Curahan Hati Mahasiswa Asal Papua di Jakarta

Liputan6.com, Jakarta - Jemi Kudiai (32), mahasiswa asal Nabire, Papua, mengimbau mahasiswa asal Papua tak perlu lagi khawatir untuk kembali ke daerah-daerah studi di luar Papua dan melanjutkan belajarnya. Sebab situasi d iluar Papua, terutama di daerah-daerah tempat mereka belajar sangat kondusif, berbeda dengan situasi yang terjadi di Papua belakangan ini.

“Keamanan benar-benar terjamin sehingga mahasiswa asal Papua dapat melakukan aktivitas belajarnya dengan baik,” kata mahasiswa strata dua Universitas Nasional (Unas) Jakarta ini, dalam keterangan tertlisnya.

Jemi yang sudah berada di Jakarta sejak 2012 merasa nyaman untuk melakukan aktivitas belajar dan menjalani kehidupannya sehari-hari.

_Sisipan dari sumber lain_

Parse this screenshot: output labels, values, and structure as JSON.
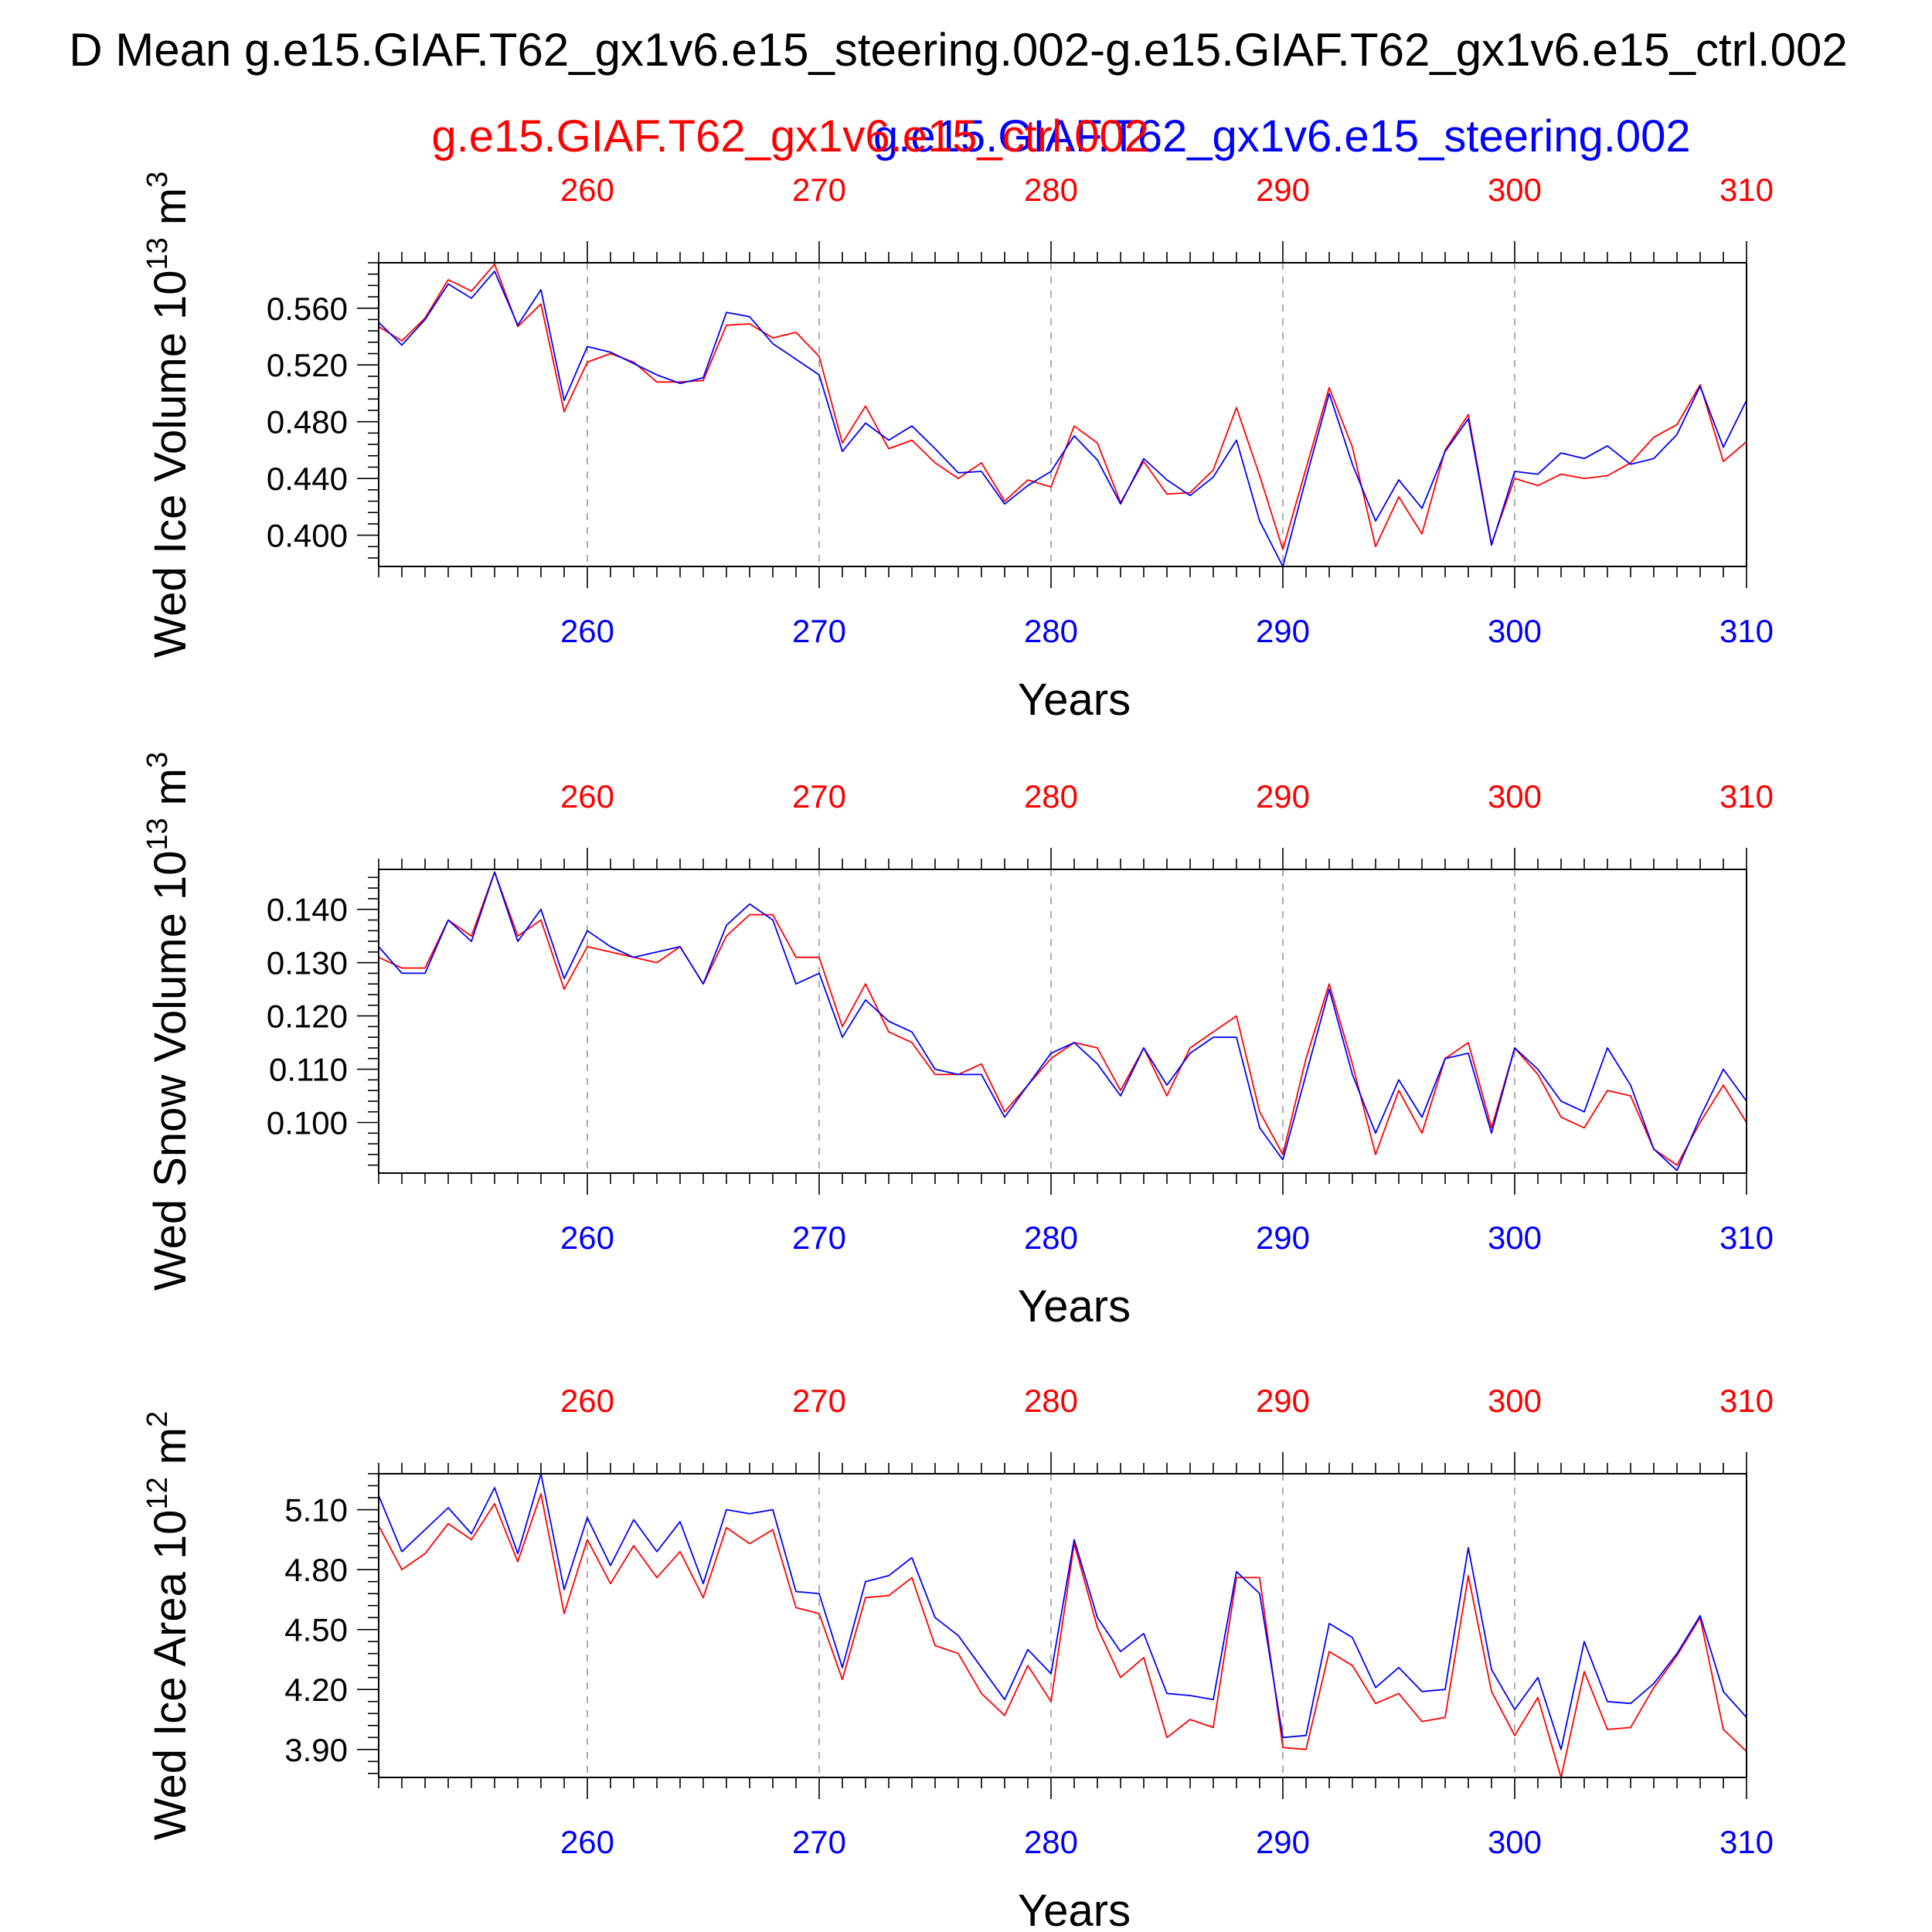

Sebelum melanjutkan kuliah S2 di Jakarta, ia menyelesaikan S1-nya di Sekolah Tinggi Pembangunan Masyarakat Desa (STPMD)-APMD Yogyakarta. Dia menggunakan biaya sendiri, bukan beasiswa dari Pemerintah Daerah.

Menurut Jemi kondisi dan situasi baik di Jakarta maupun daerah-daerah studi lainnya masih aman dan sangat kondusif. Menurutnya semua tergantung kepada pribadi masing-masing mahasiswa dalam berinteraksi dengan lingkungan dan warga sekitar tempat mereka kuliah.

“Yang penting dalam interaksi tersebut sifat kejujuran harus dikedepankan,” katanya.

Saat kerusuhan di Papua pecah, Jemi mengaku sudah berusaha menyarankan kawan-kawannya untuk tidak termakan isu hoax dan pulang kampung. Namun desakan dari para orangtua yang khawatir dengan nasib anak-anaknya yang tengah belajar di daerah lain, memaksa mereka untuk pulang sejenak. Jemi yakin kawan-kawan mahasiswa asal Papua akan kembali belajar ke daerah-daerah studi mereka sebab liburan semester/masa cuti kuliah sudah habis.

"Saya berharap mahasiswa Papua untuk kembali kuliah dan melanjutkan perjuangan. Mahasiswa Papua harus lebih tekun belajar di bidang yang ditekuni. Mahasiswa jangan lagi termakan isu hoax", ajak Jemi.

Menyikapi permasalahan yang terjadi di kalangan generasi muda Papua saat ini, Jemi lebih menyoroti pada pengembangan sumber daya manusia (SDM) setempat, terutama kalangan pemuda Papua lulusan sarjana.

Di sisi lain, masyarakat lokal Papua juga harus 'bersaing' dengan pendatang yang memiliki SDM dan pengetahuan lebih baik, sehingga kondisi itu menimbulkan kecemburuan sosial tersendiri. Menghadapi kenyataan ini, seharusnya Pemerintah Pusat dan Pemerintah Daerah juga harus menyiapkan lapangan kerja dan menciptakan peluang bagi pemuda Papua.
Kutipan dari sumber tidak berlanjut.